= Lúpin =

Monthly Argentine comics magazine

Revista Lúpin (Lúpin Magazine) was a monthly Argentine comics magazine. Guillermo Guerrero and Héctor Mario Sidoli launched it on February 1, 1966. It was discontinued in 2007.

The comic takes its name from the popular Argentine comic strip hero Lúpin el Piloto, which debuted in 1959.

== Concept ==
The comic featured the air adventures of its pilot hero Lúpin, as well as other strips with regular characters, usually with a technical or scientific bent. The inspiration behind making a comic strip about a pilot came from Guerrero's past as a civil pilot. It also included plans for building model aircraft, simple electronic devices, telescopes, and other technical objects. The name Lúpin is a lunfardo word for "looping the loop" that comes from the English word "looping". The accent on the u is not standard in Spanish spelling. Guerrero also commented that it created confusion, the intended pronunciation resembles the English pronunciation of "looping", while the standard Spanish pronunciation rules indicate that the word should take emphasis in the second syllable, because of this rule, a big number of people of people ended up saying Lupín instead.
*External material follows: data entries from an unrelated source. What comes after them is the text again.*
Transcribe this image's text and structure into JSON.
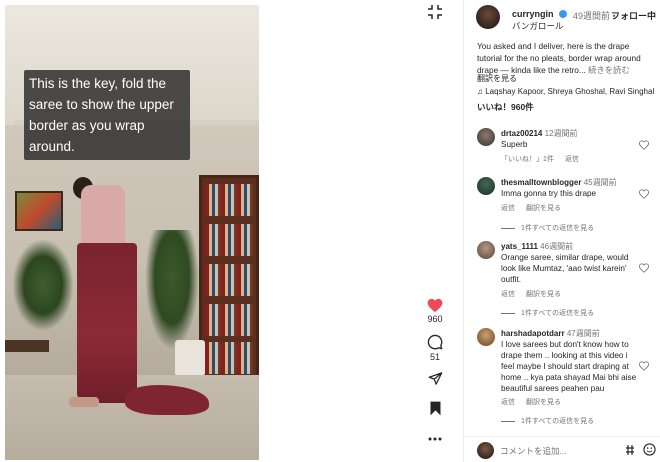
{
  "video": {
    "caption": "This is the key, fold the saree to show the upper border as you wrap around."
  },
  "actions": {
    "like_count": "960",
    "comment_count": "51",
    "icons": [
      "collapse-icon",
      "heart-icon",
      "comment-icon",
      "share-icon",
      "bookmark-icon",
      "more-icon"
    ],
    "like_color": "#ed4956"
  },
  "post": {
    "username": "curryngin",
    "time": "49週間前",
    "separator": "•",
    "follow_label": "フォロー中",
    "audio": "バンガロール",
    "description": "You asked and I deliver, here is the drape tutorial for the no pleats, border wrap around drape — kinda like the retro...",
    "more_label": "続きを読む",
    "translate_label": "翻訳を見る",
    "music": "Laqshay Kapoor, Shreya Ghoshal, Ravi Singhal · So...",
    "likes": "いいね！960件"
  },
  "comments": [
    {
      "username": "drtaz00214",
      "time": "12週間前",
      "text": "Superb",
      "meta": [
        "「いいね！」1件",
        "返信"
      ],
      "replies": ""
    },
    {
      "username": "thesmalltownblogger",
      "time": "45週間前",
      "text": "Imma gonna try this drape",
      "meta": [
        "返信",
        "翻訳を見る"
      ],
      "replies": "1件すべての返信を見る"
    },
    {
      "username": "yats_1111",
      "time": "46週間前",
      "text": "Orange saree, similar drape, would look like Mumtaz, 'aao twist karein' outfit.",
      "meta": [
        "返信",
        "翻訳を見る"
      ],
      "replies": "1件すべての返信を見る"
    },
    {
      "username": "harshadapotdarr",
      "time": "47週間前",
      "text": "I love sarees but don't know how to drape them .. looking at this video i feel maybe I should start draping at home .. kya pata shayad Mai bhi aise beautiful sarees peahen pau",
      "meta": [
        "返信",
        "翻訳を見る"
      ],
      "replies": "1件すべての返信を見る"
    }
  ],
  "footer": {
    "placeholder": "コメントを追加...",
    "icons": [
      "gif-icon",
      "emoji-icon"
    ]
  },
  "colors": {
    "verified": "#3897f0",
    "secondary_text": "#737373"
  }
}
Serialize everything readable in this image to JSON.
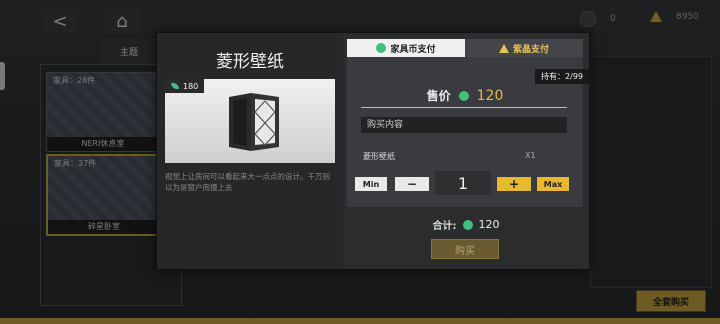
{
  "topbar": {
    "back_glyph": "<",
    "home_glyph": "⌂",
    "currency_coin_value": "0",
    "currency_crystal_value": "8950"
  },
  "left_tab": {
    "label": "主题"
  },
  "rooms": [
    {
      "count_label": "家具：28件",
      "name": "NERI休息室"
    },
    {
      "count_label": "家具：37件",
      "name": "碎星卧室"
    }
  ],
  "suit_buy_label": "全套购买",
  "dialog": {
    "title": "菱形壁纸",
    "item_count": "180",
    "description": "视觉上让房间可以看起来大一点点的设计。千万别以为是窗户而撞上去",
    "tabs": [
      {
        "label": "家具币支付",
        "icon": "leaf-coin-icon",
        "active": true
      },
      {
        "label": "紫晶支付",
        "icon": "crystal-triangle-icon",
        "active": false
      }
    ],
    "owned": "持有：2/99",
    "price_label": "售价",
    "price_value": "120",
    "buy_content_label": "购买内容",
    "item_name": "菱形壁纸",
    "item_qty": "X1",
    "min_label": "Min",
    "minus_glyph": "−",
    "quantity": "1",
    "plus_glyph": "+",
    "max_label": "Max",
    "total_label": "合计:",
    "total_value": "120",
    "buy_button": "购买"
  },
  "colors": {
    "accent_gold": "#e6b84a",
    "coin_green": "#3fbf7f"
  }
}
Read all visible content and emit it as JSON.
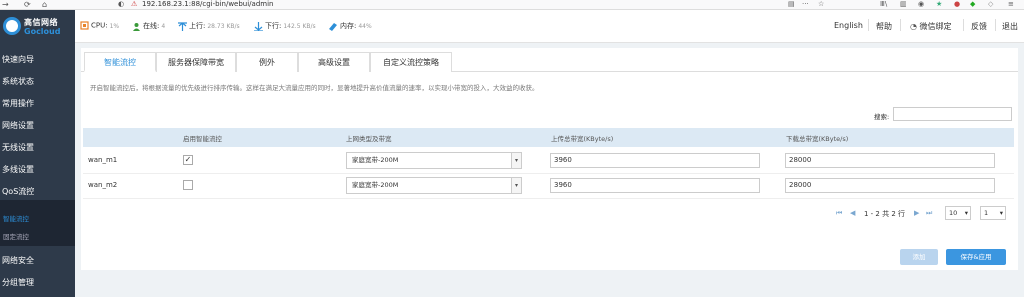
{
  "browser": {
    "url": "192.168.23.1:88/cgi-bin/webui/admin"
  },
  "logo": {
    "cn": "高信网络",
    "en": "Gocloud"
  },
  "status": {
    "cpu_label": "CPU:",
    "cpu_value": "1%",
    "online_label": "在线:",
    "online_value": "4",
    "up_label": "上行:",
    "up_value": "28.73 KB/s",
    "down_label": "下行:",
    "down_value": "142.5 KB/s",
    "mem_label": "内存:",
    "mem_value": "44%"
  },
  "topnav": {
    "lang": "English",
    "help": "帮助",
    "wechat": "微信绑定",
    "feedback": "反馈",
    "logout": "退出"
  },
  "sidebar": {
    "items": [
      "快速向导",
      "系统状态",
      "常用操作",
      "网络设置",
      "无线设置",
      "多线设置",
      "QoS流控"
    ],
    "sub": [
      "智能流控",
      "固定流控"
    ],
    "bottom": [
      "网络安全",
      "分组管理"
    ]
  },
  "tabs": [
    "智能流控",
    "服务器保障带宽",
    "例外",
    "高级设置",
    "自定义流控策略"
  ],
  "description": "开启智能流控后，将根据流量的优先级进行排序传输。这样在满足大流量应用的同时，显著地提升高价值流量的速率，以实现小带宽的投入，大效益的收获。",
  "search": {
    "label": "搜索:"
  },
  "table": {
    "headers": [
      "启用智能流控",
      "上网类型及带宽",
      "上传总带宽(KByte/s)",
      "下载总带宽(KByte/s)"
    ],
    "rows": [
      {
        "name": "wan_m1",
        "enabled": true,
        "type": "家庭宽带-200M",
        "up": "3960",
        "down": "28000"
      },
      {
        "name": "wan_m2",
        "enabled": false,
        "type": "家庭宽带-200M",
        "up": "3960",
        "down": "28000"
      }
    ]
  },
  "pager": {
    "info": "1 - 2 共 2 行",
    "page_size": "10",
    "page": "1"
  },
  "buttons": {
    "add": "添加",
    "save": "保存&应用"
  },
  "colors": {
    "sidebar": "#2e3a4a",
    "accent": "#2d8fd8",
    "header_row": "#dce9f4"
  }
}
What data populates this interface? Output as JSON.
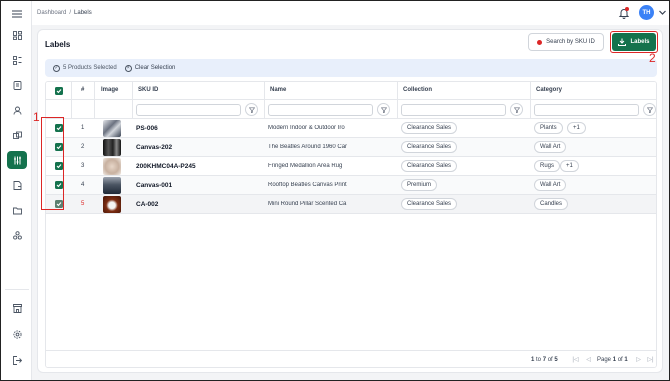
{
  "breadcrumb": {
    "root": "Dashboard",
    "separator": "/",
    "current": "Labels"
  },
  "user": {
    "initials": "TH"
  },
  "page": {
    "title": "Labels"
  },
  "actions": {
    "search_sku": "Search by SKU ID",
    "labels": "Labels"
  },
  "selection": {
    "count_text": "5 Products Selected",
    "clear": "Clear Selection"
  },
  "table": {
    "headers": {
      "num": "#",
      "image": "Image",
      "sku": "SKU ID",
      "name": "Name",
      "collection": "Collection",
      "category": "Category"
    },
    "rows": [
      {
        "num": "1",
        "sku": "PS-006",
        "name": "Modern Indoor & Outdoor Iro",
        "collection": "Clearance Sales",
        "category": "Plants",
        "extra": "+1"
      },
      {
        "num": "2",
        "sku": "Canvas-202",
        "name": "The Beatles Around 1960 Car",
        "collection": "Clearance Sales",
        "category": "Wall Art",
        "extra": ""
      },
      {
        "num": "3",
        "sku": "200KHMC04A-P245",
        "name": "Fringed Medallion Area Rug",
        "collection": "Clearance Sales",
        "category": "Rugs",
        "extra": "+1"
      },
      {
        "num": "4",
        "sku": "Canvas-001",
        "name": "Rooftop Beatles Canvas Print",
        "collection": "Premium",
        "category": "Wall Art",
        "extra": ""
      },
      {
        "num": "5",
        "sku": "CA-002",
        "name": "Mini Round Pillar Scented Ca",
        "collection": "Clearance Sales",
        "category": "Candles",
        "extra": ""
      }
    ]
  },
  "pagination": {
    "from": "1",
    "to_word": "to",
    "to": "7",
    "of_word": "of",
    "total": "5",
    "page_word": "Page",
    "page": "1",
    "pages": "1"
  },
  "annotations": {
    "one": "1",
    "two": "2"
  },
  "colors": {
    "accent": "#14724d",
    "highlight": "#dc2626",
    "selbar": "#e8effb",
    "avatar": "#3b82f6"
  }
}
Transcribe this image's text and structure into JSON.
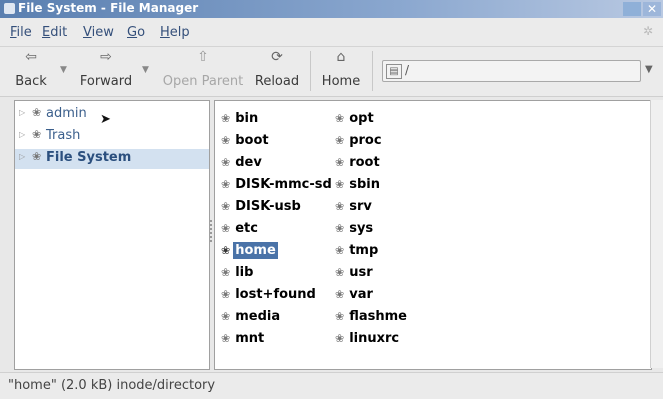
{
  "window": {
    "title": "File System - File Manager"
  },
  "menubar": {
    "items": [
      {
        "label": "File",
        "accel": "F",
        "rest": "ile"
      },
      {
        "label": "Edit",
        "accel": "E",
        "rest": "dit"
      },
      {
        "label": "View",
        "accel": "V",
        "rest": "iew"
      },
      {
        "label": "Go",
        "accel": "G",
        "rest": "o"
      },
      {
        "label": "Help",
        "accel": "H",
        "rest": "elp"
      }
    ]
  },
  "toolbar": {
    "back": "Back",
    "forward": "Forward",
    "open_parent": "Open Parent",
    "reload": "Reload",
    "home": "Home"
  },
  "location": {
    "value": "/"
  },
  "sidebar": {
    "items": [
      {
        "label": "admin"
      },
      {
        "label": "Trash"
      },
      {
        "label": "File System",
        "selected": true
      }
    ]
  },
  "files": {
    "col1": [
      "bin",
      "boot",
      "dev",
      "DISK-mmc-sd",
      "DISK-usb",
      "etc",
      "home",
      "lib",
      "lost+found",
      "media",
      "mnt"
    ],
    "col2": [
      "opt",
      "proc",
      "root",
      "sbin",
      "srv",
      "sys",
      "tmp",
      "usr",
      "var",
      "flashme",
      "linuxrc"
    ],
    "selected": "home"
  },
  "status": {
    "text": "\"home\" (2.0 kB) inode/directory"
  }
}
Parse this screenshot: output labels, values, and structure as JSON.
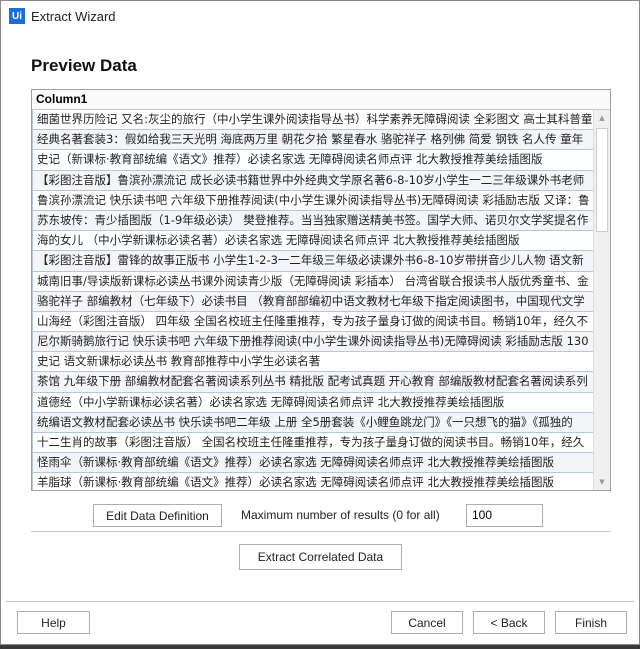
{
  "window": {
    "title": "Extract Wizard",
    "logo": "Ui"
  },
  "heading": "Preview Data",
  "table": {
    "column": "Column1",
    "rows": [
      "细菌世界历险记 又名:灰尘的旅行（中小学生课外阅读指导丛书）科学素养无障碍阅读 全彩图文 高士其科普童",
      "经典名著套装3：假如给我三天光明 海底两万里 朝花夕拾 繁星春水 骆驼祥子 格列佛 简爱 钢铁 名人传 童年",
      "史记（新课标·教育部统编《语文》推荐）必读名家选 无障碍阅读名师点评 北大教授推荐美绘插图版",
      "【彩图注音版】鲁滨孙漂流记 成长必读书籍世界中外经典文学原名著6-8-10岁小学生一二三年级课外书老师",
      "鲁滨孙漂流记 快乐读书吧 六年级下册推荐阅读(中小学生课外阅读指导丛书)无障碍阅读 彩插励志版 又译：鲁",
      "苏东坡传：青少插图版（1-9年级必读） 樊登推荐。当当独家赠送精美书签。国学大师、诺贝尔文学奖提名作",
      "海的女儿 （中小学新课标必读名著）必读名家选 无障碍阅读名师点评 北大教授推荐美绘插图版",
      "【彩图注音版】雷锋的故事正版书 小学生1-2-3一二年级三年级必读课外书6-8-10岁带拼音少儿人物 语文新",
      "城南旧事/导读版新课标必读丛书课外阅读青少版（无障碍阅读 彩插本） 台湾省联合报读书人版优秀童书、金",
      "骆驼祥子 部编教材（七年级下）必读书目 （教育部部编初中语文教材七年级下指定阅读图书，中国现代文学",
      "山海经（彩图注音版） 四年级 全国名校班主任隆重推荐，专为孩子量身订做的阅读书目。畅销10年，经久不",
      "尼尔斯骑鹅旅行记 快乐读书吧 六年级下册推荐阅读(中小学生课外阅读指导丛书)无障碍阅读 彩插励志版 130",
      "史记 语文新课标必读丛书 教育部推荐中小学生必读名著",
      "茶馆 九年级下册 部编教材配套名著阅读系列丛书 精批版 配考试真题 开心教育 部编版教材配套名著阅读系列",
      "道德经（中小学新课标必读名著）必读名家选 无障碍阅读名师点评 北大教授推荐美绘插图版",
      "统编语文教材配套必读丛书 快乐读书吧二年级 上册 全5册套装《小鲤鱼跳龙门》《一只想飞的猫》《孤独的",
      "十二生肖的故事（彩图注音版） 全国名校班主任隆重推荐，专为孩子量身订做的阅读书目。畅销10年，经久",
      "怪雨伞（新课标·教育部统编《语文》推荐）必读名家选 无障碍阅读名师点评 北大教授推荐美绘插图版",
      "羊脂球（新课标·教育部统编《语文》推荐）必读名家选 无障碍阅读名师点评 北大教授推荐美绘插图版"
    ]
  },
  "buttons": {
    "edit": "Edit Data Definition",
    "extract": "Extract Correlated Data",
    "help": "Help",
    "cancel": "Cancel",
    "back": "< Back",
    "finish": "Finish"
  },
  "max_results": {
    "label": "Maximum number of results (0 for all)",
    "value": "100"
  }
}
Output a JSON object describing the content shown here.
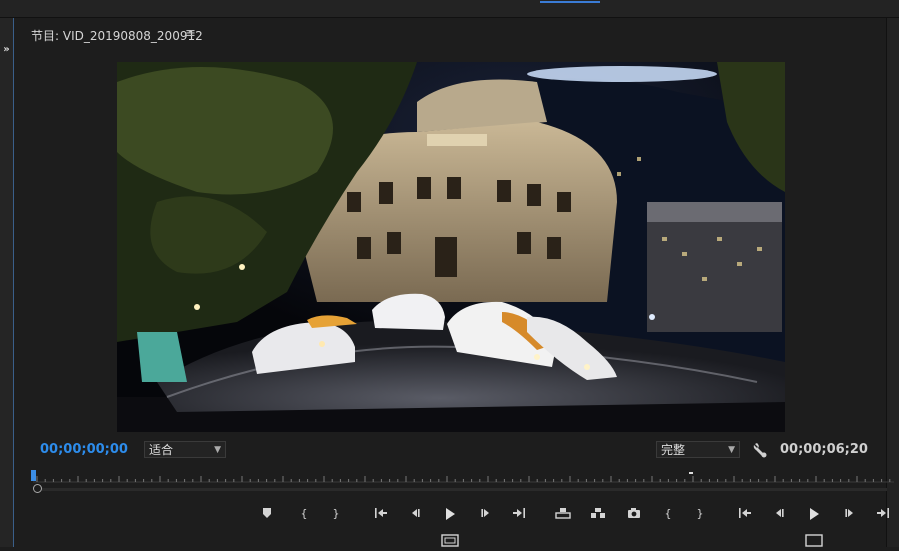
{
  "panel": {
    "title": "节目: VID_20190808_200912",
    "menu_icon": "≡",
    "expand_icon": "»"
  },
  "timecode": {
    "current": "00;00;00;00",
    "duration": "00;00;06;20"
  },
  "zoom_select": {
    "value": "适合"
  },
  "resolution_select": {
    "value": "完整"
  },
  "transport": {
    "left_labels": [
      "{",
      "}"
    ],
    "right_labels": [
      "{",
      "}"
    ]
  },
  "colors": {
    "accent": "#2d8ceb",
    "background": "#1d1d1d",
    "text": "#c8c8c8"
  },
  "icons": [
    "add-marker-icon",
    "mark-in-icon",
    "mark-out-icon",
    "go-to-in-icon",
    "step-back-icon",
    "play-icon",
    "step-forward-icon",
    "go-to-out-icon",
    "lift-icon",
    "extract-icon",
    "export-frame-icon",
    "settings-wrench-icon",
    "safe-margins-icon"
  ]
}
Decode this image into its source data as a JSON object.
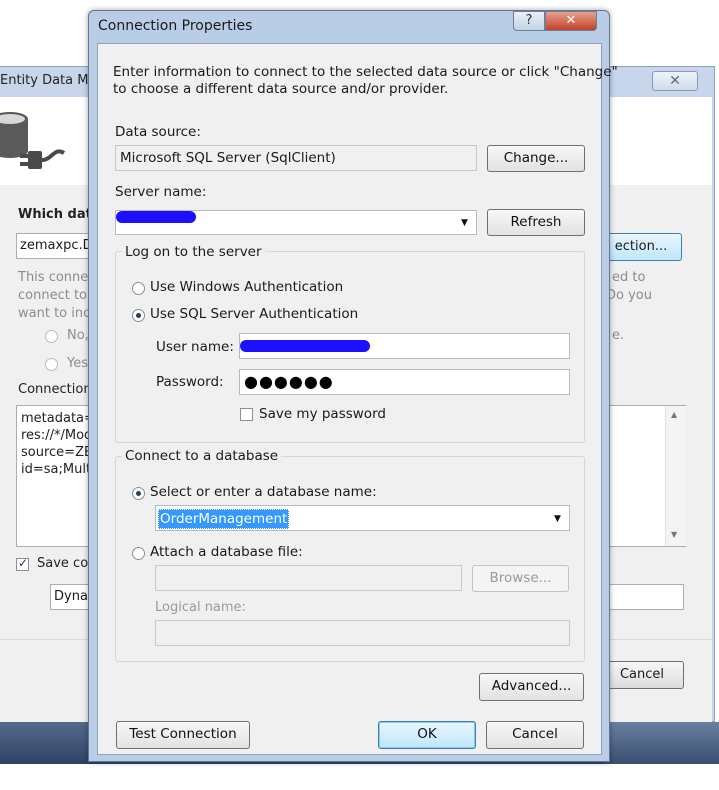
{
  "background_window": {
    "title": "Entity Data Mo",
    "close_glyph": "✕",
    "question": "Which data",
    "connection_combo": "zemaxpc.D",
    "new_connection_button": "ection...",
    "grey_left": [
      "This conne",
      "connect to",
      "want to inc"
    ],
    "grey_right": [
      "ed to",
      "Do you",
      "e."
    ],
    "radio_no": "No,",
    "radio_yes": "Yes",
    "connection_label": "Connection",
    "connection_string_lines": [
      "metadata=",
      "res://*/Mod",
      "source=ZEN",
      "id=sa;Multi"
    ],
    "save_checkbox_label": "Save con",
    "entity_name_value": "Dyna",
    "cancel_button": "Cancel"
  },
  "dialog": {
    "title": "Connection Properties",
    "help_glyph": "?",
    "close_glyph": "✕",
    "intro_line1": "Enter information to connect to the selected data source or click \"Change\"",
    "intro_line2": "to choose a different data source and/or provider.",
    "data_source_label": "Data source:",
    "data_source_value": "Microsoft SQL Server (SqlClient)",
    "change_button": "Change...",
    "server_name_label": "Server name:",
    "refresh_button": "Refresh",
    "logon_group_label": "Log on to the server",
    "windows_auth_label": "Use Windows Authentication",
    "sql_auth_label": "Use SQL Server Authentication",
    "username_label": "User name:",
    "password_label": "Password:",
    "password_value": "●●●●●●",
    "save_password_label": "Save my password",
    "database_group_label": "Connect to a database",
    "select_db_label": "Select or enter a database name:",
    "database_name_value": "OrderManagement",
    "attach_db_label": "Attach a database file:",
    "browse_button": "Browse...",
    "logical_name_label": "Logical name:",
    "advanced_button": "Advanced...",
    "test_connection_button": "Test Connection",
    "ok_button": "OK",
    "cancel_button": "Cancel"
  },
  "colors": {
    "dialog_frame": "#b9cde6",
    "client_bg": "#f0f0f0",
    "close_button": "#c1412a",
    "selection": "#3399ff",
    "redaction": "#1c10ff"
  },
  "icons": [
    "database-icon",
    "plug-icon",
    "help-icon",
    "close-icon",
    "dropdown-arrow-icon",
    "scroll-up-icon",
    "scroll-down-icon"
  ]
}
Sidoli died in December 2006. It was announced in May 2007, that issue 499 of the Revista Lúpin had been the last because of a dispute between Sidoli's widow and Guerrero over author's rights. Some characters might have continued in a new magazine owned by Guerrero alone. However, Guerrero died on June 25, 2009.

== Cultural impact ==
Although never a huge popular success, it received letters from Argentine engineers, pilots, and even a NASA astronaut who read it as children. Néstor Kirchner, the president of Argentina from 2003 to 2007, was nicknamed Lúpin because of his physical resemblance to the character.